As an innovation research consultant working with healthcare services, I’d say one of the most significant trends in the last two years has been the creation of multidisciplinary, cross-service healthcare innovation centers. In a recent interview with Clinical Innovation and Technology magazine, I learned about their recent issue which featured this trend and revealed new developments I had not encountered in my book research (most of which was more than two years ago!)
All Rise with Innovation (by Beth Walsh)
A number of US institutions are establishing innovation centers for organizing clinical and knowledge competencies across the organization for internal enterprise-wide impacts. While some of the rationale for their development is attributed to the changes caused by the Affordable Care Act, some hospitals are getting into innovation because others are finding it valuable.
In another article in the same issue, Lyle Berkowitz supports my thesis in Design for Care by indicating the emerging drivers for innovation are being driven by cost and reimbursement, repeatable value propositions, rather than devices and technologies (which may add value and costs). New care practice models and workflows will be necessary as organizational and financial models change over the next 3-5 years as well. Healthcare practices take more time to validate and scale than, say, IT systems which have less risks to life and insurance with their deployment. I definitely agree that business model innovation will become a necessary and critical design process.
I’m not as optimistic about claims for informal “design thinking” approaches and rapid prototyping by teams that haven’t the experience in design and innovation. Unlike process improvement, what is meant by design thinking isn’t a set of methods to follow to result in better outcomes. Its a mindset shift similar to the gap between science and design. Contrary to the myth of “creativity” and invention, innovation consists of at least 50% research, with many of its methods quite unknown in most clinical settings. Innovation has serious discipline, skills learned in practice, and is not a project management tool for doing today’s work better. I’ve found that many clinical organizations are skeptical of the value of in-house innovation. There are opportunity costs for ineffective projects. There may be credibility issues if the innovation proposals are not measurably significant.
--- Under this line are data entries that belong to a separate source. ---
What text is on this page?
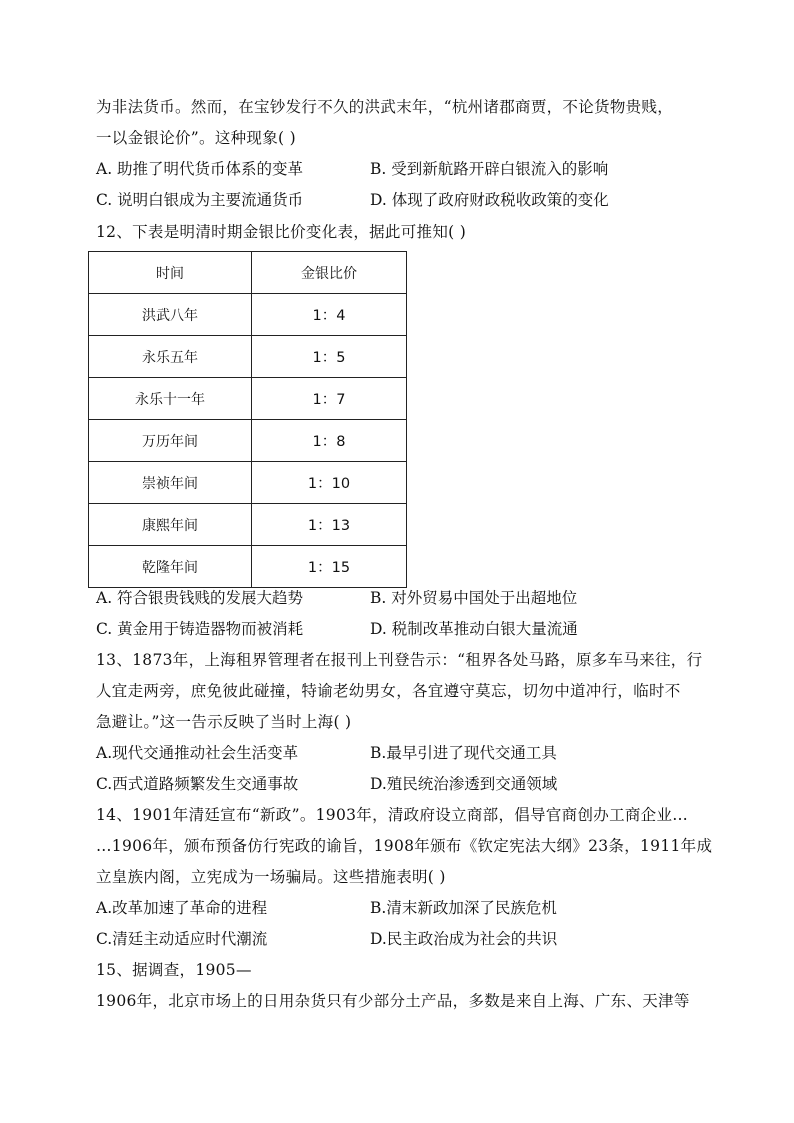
为非法货币。然而，在宝钞发行不久的洪武末年，“杭州诸郡商贾，不论货物贵贱，
一以金银论价”。这种现象( )
A. 助推了明代货币体系的变革	B. 受到新航路开辟白银流入的影响
C. 说明白银成为主要流通货币	D. 体现了政府财政税收政策的变化
12、下表是明清时期金银比价变化表，据此可推知( )
时间	金银比价
洪武八年	1：4
永乐五年	1：5
永乐十一年	1：7
万历年间	1：8
崇祯年间	1：10
康熙年间	1：13
乾隆年间	1：15
A. 符合银贵钱贱的发展大趋势	B. 对外贸易中国处于出超地位
C. 黄金用于铸造器物而被消耗	D. 税制改革推动白银大量流通
13、1873年，上海租界管理者在报刊上刊登告示：“租界各处马路，原多车马来往，行
人宜走两旁，庶免彼此碰撞，特谕老幼男女，各宜遵守莫忘，切勿中道冲行，临时不
急避让。”这一告示反映了当时上海( )
A.现代交通推动社会生活变革	B.最早引进了现代交通工具
C.西式道路频繁发生交通事故	D.殖民统治渗透到交通领域
14、1901年清廷宣布“新政”。1903年，清政府设立商部，倡导官商创办工商企业…
…1906年，颁布预备仿行宪政的谕旨，1908年颁布《钦定宪法大纲》23条，1911年成
立皇族内阁，立宪成为一场骗局。这些措施表明( )
A.改革加速了革命的进程	B.清末新政加深了民族危机
C.清廷主动适应时代潮流	D.民主政治成为社会的共识
15、据调查，1905—
1906年，北京市场上的日用杂货只有少部分土产品，多数是来自上海、广东、天津等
I think each organization’s approach must differ, if it is to be aligned with organizational competencies and the regional patient profiles. While the value proposition of each center is different, the universal theme is moving the larger organization toward the patient-centered paradigm and whole-person care.
One of the case institutions is the University of California Center for Health Quality and Innovation in Los Angeles, which consolidates knowledge and expertise from across the UC research centers. Their director is Terry Leach, a registered nurse (a good sign) who told the magazine:
Among its five medical centers, UCLA had expertise in virtually every field and could support a multidisciplinary innovation center and began to do so in October 2010. The bumps in the road have come in cataloging where that expertise lay and learning how to identify and disseminate best practices.
The center does not aim to reward researchers for autonomous behavior, she says. “The only way we’re going to survive as a system is if we inculcate collaboration into our mission. But there is no science of teamwork or collaboration.”
One of the major questions for all projects is how to work with patients as partners in their healthcare. “That’s a whole new paradigm for academic medical centers,” Leach says. RFPs are geared to rechannel the “vast intellectual capacity at the University of California and help us create a cadre of innovators.” Those that receive funding are expected to mentor others, take advantage of the institution’s leadership training and participate in the center’s annual colloquium to share their work.
These articles show that care practice and business innovation are emerging across the field in the US and beyond. However, the demand will soon outstrip the supply. The need for design, technology support, training, development, and facilitation overwhelms capacity. Clinics are not hiring design and innovation talent to support the desired competency, they are often trying to build the competency organically, which will essentially reify process improvement regimes. Moving clinical staff into innovation roles is similar to moving designers into clinical roles. We need experienced preceptors and “innovation attendings.” (I recommend something like this for engaging designers at the deep sociotechnical level of clinical work). It can be done, but with a huge helping hand from experienced consultation.
The shift to innovation management is a serious challenge for commercial product development firms that design and build technologies for sale in a competitive market. How much more so for institutions who are also in the midst of a patient-centered care shift, a community care shift, and an Obamacare shift? And whose mindsets have not changed substantially in decades?